Photo Alain Scherer

Man Anam ke Rostam Bovad Pahlavan, Ali Moini

Par Céline Gauthier

Publié le 28 novembre 2016

Man Anam ke Rostam Bovad Pahlavan nous invite à partager avec le danseur Ali Moini et son double de métal l’expérience méditative de la lenteur. C’est par Rostam que j’hérite de ma gloire dit le proverbe,  le chorégraphe Iranien s’en fait l’écho au cœur d’une subtile machinerie où s’écoule le geste en devenir.

Face à nous le danseur Ali Moini est immobile et seul en scène. Seul ? Pas tout à fait : à ses côtés trône un étrange pantin, squelette de tiges métalliques provisoirement inerte. Autour d’eux et jusque sur leur peau, on remarque la présence discrète mais continue d’un réseau de câbles et de poulies, lestés par un assemblage de bouteilles d’eau alignées en fond de scène. Tout à l’heure elles composeront un élégant ballet, oscillant au rythme des mouvements du danseur. Une architecture fine mais solide, ramifiée comme une toile d’araignée.

Tout doucement, par d’infimes mouvements presque invisibles, le marionnettiste fait vaciller le pantin. Les impulsions qu’il lui transmet par les modulations continues de sa posture sont redoublées d’une omniprésente ambiance sonore, chargée de crissements et de stridulations, tel l’écho vibratoire de sa cadence intérieure. L’inépuisable diversité des gestes que le danseur accomplit, jouant de la torsion de son buste ou de la pression de ses jambes, est recueillie au creux de ses articulations par les attaches des câbles ; ils donnent la transcription spatiale des lignes de force du mouvement. Nul ne sait qui du danseur ou du pantin transmet ses impulsions à l’autre ; le solo initial se mue en étrange duo. Sans que leurs mouvements ne soient précisément semblables ils paraissent pourtant chargés d’une résonance profonde.

À la surprenante fluidité des gestes souples du pantin répond la silhouette du danseur qui sans cesse négocie son équilibre, au cœur du réseau des fils qui provoquent la chute autant qu’ils la retiennent : il s’affaisse jusqu’au sol avec une infinie douceur, presque en apesanteur. Cette conversation muette prend quelquefois l’allure d’un face à face plus offensif lorsque les gestes que le danseur communique au pantin se retournent contre lui. Il puise alors dans les ressources de la lenteur pour esquiver contre lui la répercussion de ses propres mouvements. Mais tous deux retrouvent bientôt l’équilibre serein : reliés par les mêmes fils, ils ne peuvent s’ériger l’un sans l’autre.

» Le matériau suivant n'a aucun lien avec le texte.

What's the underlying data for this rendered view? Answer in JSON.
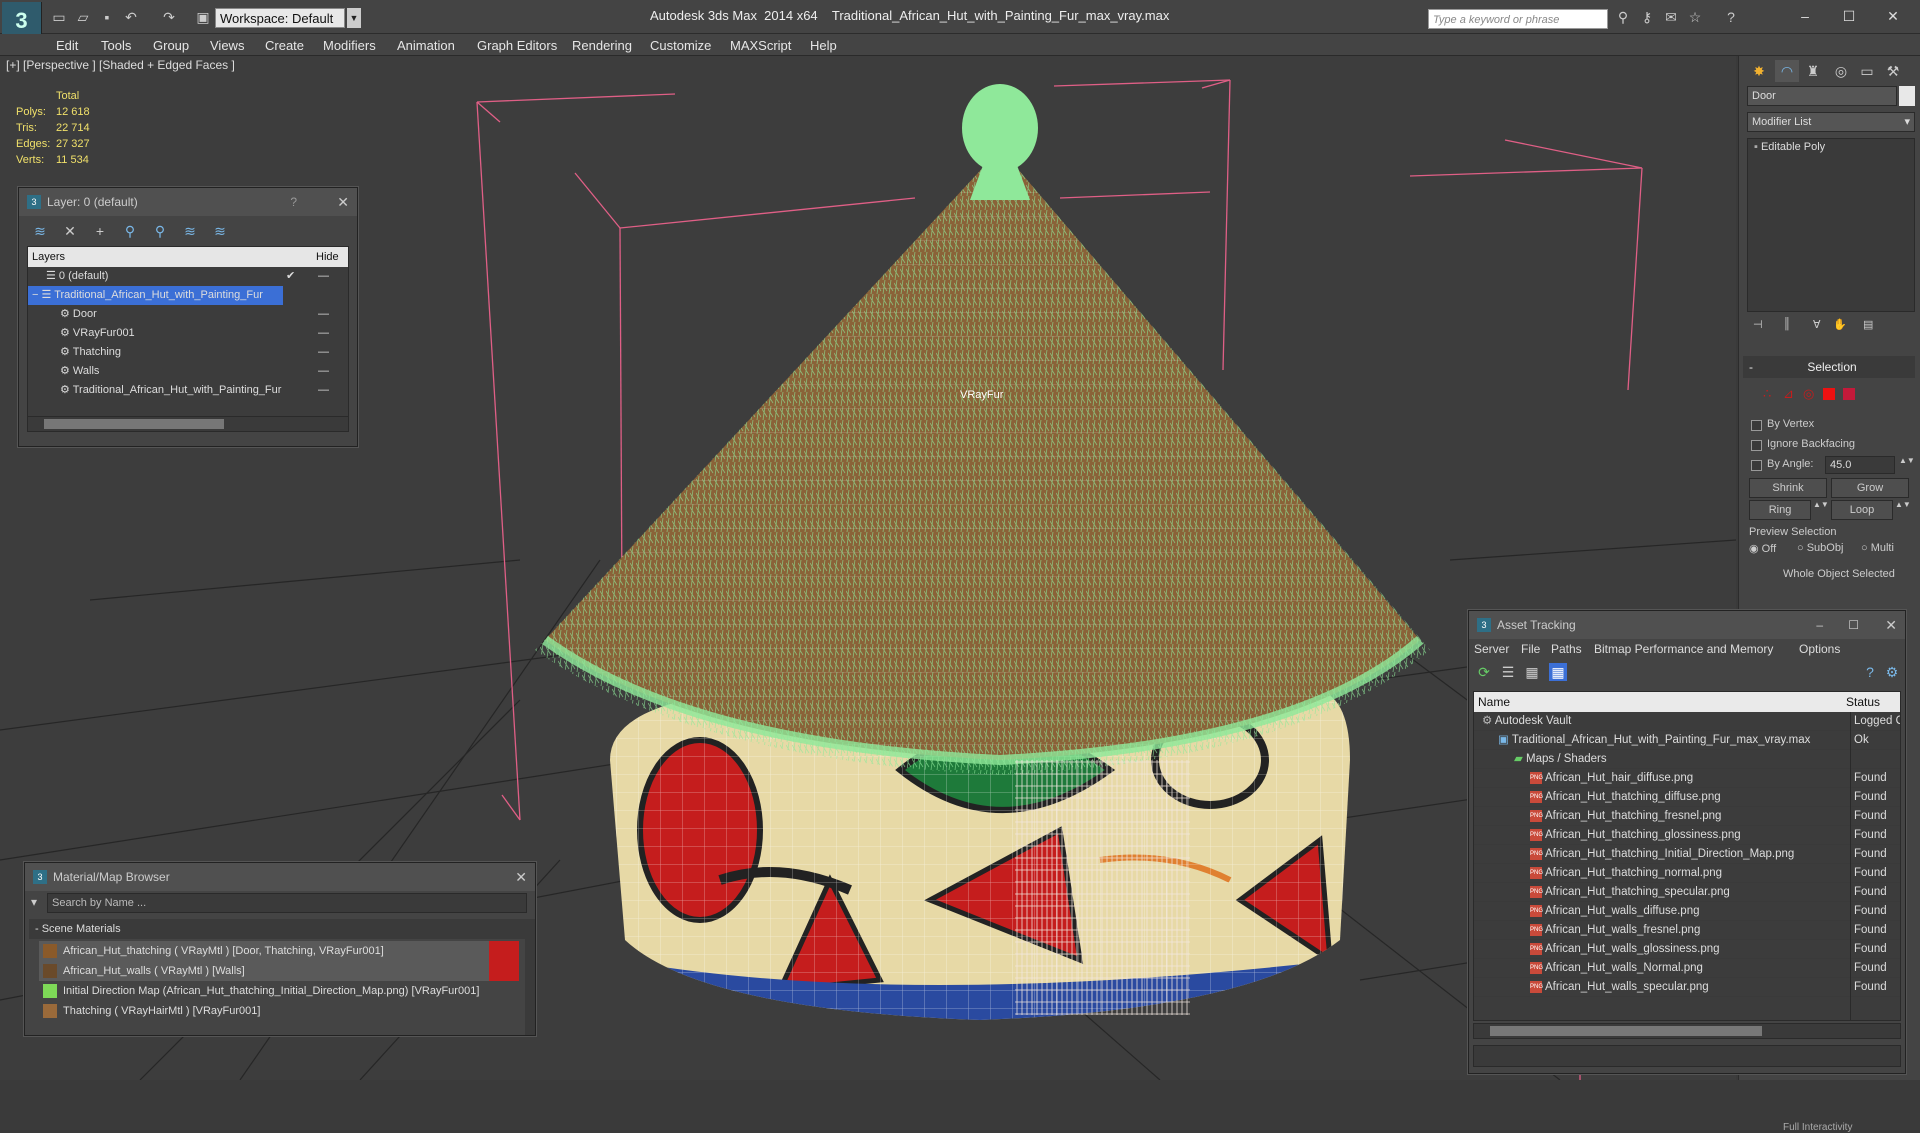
{
  "window": {
    "app_title": "Autodesk 3ds Max  2014 x64",
    "file_title": "Traditional_African_Hut_with_Painting_Fur_max_vray.max",
    "workspace": "Workspace: Default",
    "search_placeholder": "Type a keyword or phrase"
  },
  "menu": [
    "Edit",
    "Tools",
    "Group",
    "Views",
    "Create",
    "Modifiers",
    "Animation",
    "Graph Editors",
    "Rendering",
    "Customize",
    "MAXScript",
    "Help"
  ],
  "viewport": {
    "label": "[+] [Perspective ] [Shaded + Edged Faces ]",
    "object_label": "VRayFur",
    "stats": {
      "header": "Total",
      "rows": [
        {
          "key": "Polys:",
          "value": "12 618"
        },
        {
          "key": "Tris:",
          "value": "22 714"
        },
        {
          "key": "Edges:",
          "value": "27 327"
        },
        {
          "key": "Verts:",
          "value": "11 534"
        }
      ]
    }
  },
  "layer_panel": {
    "title": "Layer: 0 (default)",
    "help": "?",
    "col_layers": "Layers",
    "col_hide": "Hide",
    "rows": [
      {
        "label": "0 (default)",
        "indent": 0,
        "selected": false,
        "checked": true
      },
      {
        "label": "Traditional_African_Hut_with_Painting_Fur",
        "indent": 0,
        "selected": true,
        "checked": false
      },
      {
        "label": "Door",
        "indent": 1,
        "selected": false,
        "checked": false
      },
      {
        "label": "VRayFur001",
        "indent": 1,
        "selected": false,
        "checked": false
      },
      {
        "label": "Thatching",
        "indent": 1,
        "selected": false,
        "checked": false
      },
      {
        "label": "Walls",
        "indent": 1,
        "selected": false,
        "checked": false
      },
      {
        "label": "Traditional_African_Hut_with_Painting_Fur",
        "indent": 1,
        "selected": false,
        "checked": false
      }
    ]
  },
  "material_browser": {
    "title": "Material/Map Browser",
    "search_placeholder": "Search by Name ...",
    "section": "- Scene Materials",
    "items": [
      {
        "label": "African_Hut_thatching  ( VRayMtl ) [Door, Thatching, VRayFur001]",
        "swatch": "#8a5a2a",
        "flag": true
      },
      {
        "label": "African_Hut_walls  ( VRayMtl ) [Walls]",
        "swatch": "#6a4a2a",
        "flag": true
      },
      {
        "label": "Initial Direction Map (African_Hut_thatching_Initial_Direction_Map.png) [VRayFur001]",
        "swatch": "#7ed957",
        "flag": false
      },
      {
        "label": "Thatching  ( VRayHairMtl ) [VRayFur001]",
        "swatch": "#9a6a3a",
        "flag": false
      }
    ]
  },
  "command_panel": {
    "object_name": "Door",
    "modifier_list": "Modifier List",
    "stack_item": "Editable Poly",
    "selection_header": "Selection",
    "by_vertex": "By Vertex",
    "ignore_backfacing": "Ignore Backfacing",
    "by_angle": "By Angle:",
    "angle_value": "45.0",
    "shrink": "Shrink",
    "grow": "Grow",
    "ring": "Ring",
    "loop": "Loop",
    "preview_selection": "Preview Selection",
    "preview_off": "Off",
    "preview_subobj": "SubObj",
    "preview_multi": "Multi",
    "status": "Whole Object Selected",
    "bottom_hint": "Full Interactivity"
  },
  "asset_tracking": {
    "title": "Asset Tracking",
    "menus": [
      "Server",
      "File",
      "Paths",
      "Bitmap Performance and Memory",
      "Options"
    ],
    "col_name": "Name",
    "col_status": "Status",
    "rows": [
      {
        "name": "Autodesk Vault",
        "status": "Logged O",
        "indent": 1,
        "kind": "vault"
      },
      {
        "name": "Traditional_African_Hut_with_Painting_Fur_max_vray.max",
        "status": "Ok",
        "indent": 2,
        "kind": "max"
      },
      {
        "name": "Maps / Shaders",
        "status": "",
        "indent": 3,
        "kind": "folder"
      },
      {
        "name": "African_Hut_hair_diffuse.png",
        "status": "Found",
        "indent": 4,
        "kind": "png"
      },
      {
        "name": "African_Hut_thatching_diffuse.png",
        "status": "Found",
        "indent": 4,
        "kind": "png"
      },
      {
        "name": "African_Hut_thatching_fresnel.png",
        "status": "Found",
        "indent": 4,
        "kind": "png"
      },
      {
        "name": "African_Hut_thatching_glossiness.png",
        "status": "Found",
        "indent": 4,
        "kind": "png"
      },
      {
        "name": "African_Hut_thatching_Initial_Direction_Map.png",
        "status": "Found",
        "indent": 4,
        "kind": "png"
      },
      {
        "name": "African_Hut_thatching_normal.png",
        "status": "Found",
        "indent": 4,
        "kind": "png"
      },
      {
        "name": "African_Hut_thatching_specular.png",
        "status": "Found",
        "indent": 4,
        "kind": "png"
      },
      {
        "name": "African_Hut_walls_diffuse.png",
        "status": "Found",
        "indent": 4,
        "kind": "png"
      },
      {
        "name": "African_Hut_walls_fresnel.png",
        "status": "Found",
        "indent": 4,
        "kind": "png"
      },
      {
        "name": "African_Hut_walls_glossiness.png",
        "status": "Found",
        "indent": 4,
        "kind": "png"
      },
      {
        "name": "African_Hut_walls_Normal.png",
        "status": "Found",
        "indent": 4,
        "kind": "png"
      },
      {
        "name": "African_Hut_walls_specular.png",
        "status": "Found",
        "indent": 4,
        "kind": "png"
      }
    ]
  },
  "colors": {
    "selection": "#3b6fd6",
    "fur": "#8fe89a",
    "thatch": "#8a6238",
    "wall": "#e7d9a6"
  }
}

Alors le danseur ébauche un léger rebond moelleux de la plante des pieds qui insuffle au pantin un étrange frémissement : la marionnette paraît prendre vie sous nos yeux, animée par un rythme propre ; une pulsation presque cardiaque. Pinocchio échappe à Gepetto qui pourtant le manipule avec les précautions que l’on réserve aux infirmes. Sur l’ossature du pantin il appose des lambeaux de viande malhabilement ligotés par de frêles liens de plastique. Violemment désarticulée la marionnette flotte piteusement à quelques centimètres du sol. Face à lui, l’inquiétante silhouette du danseur à l’humanité elle aussi balbutiante, relié à ses fils comme d’invasives perfusions qui semblent prendre le poult de ses articulations. Comme si le mouvement était provisoirement ramené à ses seuls paramètres mécaniques, transmissibles par l’action d’une poulie. Dès lors chaque geste s’amenuise et le danseur enfin détache un à un les câbles qui les relient ; déchargés de leur poids aussitôt ils bondissent et les bouteilles qui les lestent s’écrasent sur le plateau : le charme est rompu.

Man Anam ke Rostam Bovad Pahlavan pourrait être la mise en chair d’un mobile de Calder, aux rouages apparents mais aux gestes imprévus. Sous nos yeux prend forme un étrange duo, presque incestueux, en tout cas saisissant parce qu’entre eux le geste nous est rendu palpable.

Vu au Théâtre de la Cité International dans le cadre du programme de la Fondation d’Entreprise Hermes New Settings. Concept et interprétation Ali Moini. Photo © Alain Scherer.